Protests have been taking place across the world to mark the first anniversary of the start of the Iraq conflict.
Hungarian protesters formed a human peace sign in Budapest
In New York, thousands marched through central Manhattan and similar rallies were held in other major US cities.
In Europe, one of the biggest protests was in Rome, where up to 300,000 marchers jammed the streets.
And in London, where two protesters climbed the Big Ben clock tower near the Houses of Parliament, police said around 25,000 joined demonstrations.
The Big Ben stunt sparked concerns about security around the capital's landmarks, which is supposed to be at a high level to guard against a possible terrorist attack.
In New York City and Chicago - where two of the biggest rallies took place - security was tight, with dozens of police officers overseeing protesters.
"I support the troops, I just don't support the war," said one woman protester, whose son was killed in the recent conflict.
"They are sitting ducks."
Hollywood star Woody Harrelson was among tens of thousands who took to the streets in the western US cities of San Francisco - for a second day - and Los Angeles.

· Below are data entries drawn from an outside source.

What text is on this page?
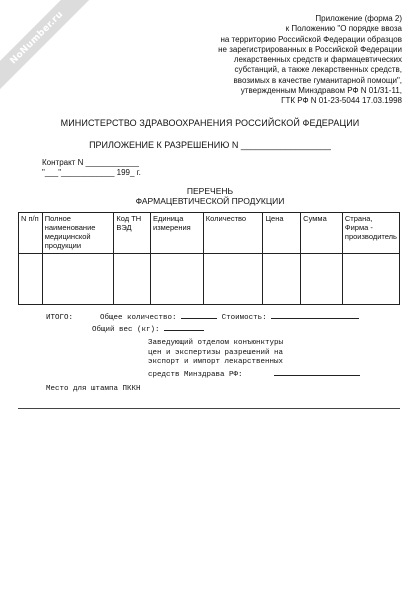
NoNumber.ru	Приложение (форма 2)
к Положению "О порядке ввоза
на территорию Российской Федерации образцов
не зарегистрированных в Российской Федерации
лекарственных средств и фармацевтических
субстанций, а также лекарственных средств,
ввозимых в качестве гуманитарной помощи",
утвержденным Минздравом РФ N 01/31-11,
ГТК РФ N 01-23-5044 17.03.1998
МИНИСТЕРСТВО ЗДРАВООХРАНЕНИЯ РОССИЙСКОЙ ФЕДЕРАЦИИ
ПРИЛОЖЕНИЕ К РАЗРЕШЕНИЮ N __________________
Контракт N ____________
"___"____________ 199_ г.
ПЕРЕЧЕНЬ
ФАРМАЦЕВТИЧЕСКОЙ ПРОДУКЦИИ
N п/п	Полное наименование медицинской продукции	Код ТН ВЭД	Единица измерения	Количество	Цена	Сумма	Страна, Фирма - производитель

ИТОГО:	Общее количество:	Стоимость:
Общий вес (кг):
Заведующий отделом конъюнктуры
цен и экспертизы разрешений на
экспорт и импорт лекарственных
средств Минздрава РФ:
Место для штампа ПККН
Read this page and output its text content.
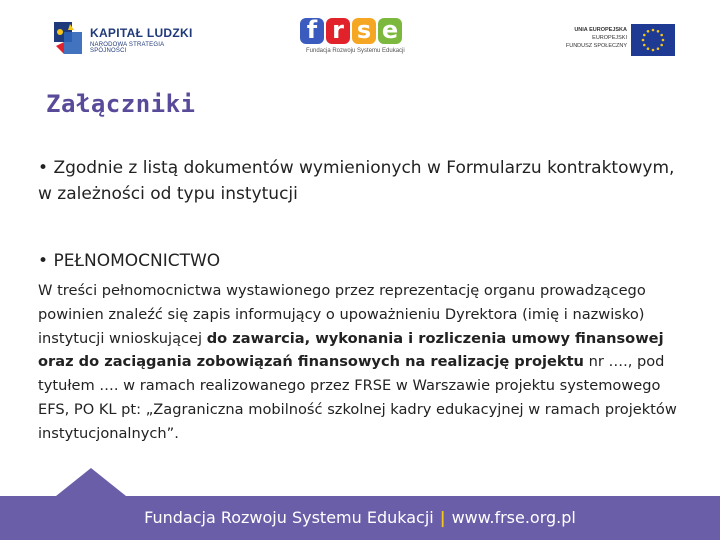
KAPITAŁ LUDZKI
NARODOWA STRATEGIA SPÓJNOŚCI
f r s e
Fundacja Rozwoju Systemu Edukacji
UNIA EUROPEJSKA
EUROPEJSKI
FUNDUSZ SPOŁECZNY
Załączniki
• Zgodnie z listą dokumentów wymienionych w Formularzu kontraktowym, w zależności od typu instytucji
• PEŁNOMOCNICTWO
W treści pełnomocnictwa wystawionego przez reprezentację organu prowadzącego powinien znaleźć się zapis informujący o upoważnieniu Dyrektora (imię i nazwisko) instytucji wnioskującej do zawarcia, wykonania i rozliczenia umowy finansowej oraz do zaciągania zobowiązań finansowych na realizację projektu nr …., pod tytułem …. w ramach realizowanego przez FRSE w Warszawie projektu systemowego EFS, PO KL pt: „Zagraniczna mobilność szkolnej kadry edukacyjnej w ramach projektów instytucjonalnych”.
Fundacja Rozwoju Systemu Edukacji | www.frse.org.pl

Latin American countries such as Chile, Venezuela and Brazil also held protests.
In Rome, riot police stood by as a festive and trouble-free procession wound its way through the ancient streets.
Protesters in London scaled the landmark clock tower, Big Ben
A truck pulled a caricature of Italian Prime Minister Silvio Berlusconi as the lap dog of US President George W Bush.
In the Hungarian capital, Budapest, demonstrators holding blazing torches formed a human peace sign in the city's Heroes' Square and called for Hungarian troops to be withdrawn from Iraq.
The Spanish city of Madrid, still reeling from the 11 March bomb attacks, saw around 100,000 protesters marching through the city, waving banners and chanting "No to the war".
In Barcelona, organisers said up to 200,000 marchers took part in a protest, many carrying an enormous "Peace" sign.
The day of worldwide rallies began in Australia and New Zealand, with protests held across Asia.
Thousands of Australians took to the streets calling for the withdrawal of the 2,000 Australian troops serving in Iraq, who were deployed despite huge public opposition.
In Sydney, protesters carried a 1.5 metre (five foot)-high effigy of Prime Minister John Howard in a cage to represent Australian suspects detained at the US military prison camp in Guantanamo Bay.
In Tokyo, protest organisers said 30,000 people joined a march to voice opposition to Japan's involvement with the Iraqi occupation - Japan has sent 1,000 personnel to Iraq, its largest foreign deployment since World War II.
There were also protests in Thailand, the Philippines and Hong Kong.
Hundreds of demonstrators took to the streets of Middle Eastern capitals to denounce the war, although in Iraq itself there were no public demonstrations for or against the war.
Correspondents say the majority of Iraqis are pleased that former President Saddam Hussein has been ousted, but resent the occupation of their country and are impatient to have their own government.
Speaking on the eve of the anniversary, President Bush said differences over the Iraq war belonged to the past.
"Any sign of weakness or retreat simply validates terrorist violence and invites more violence for all nations," he said.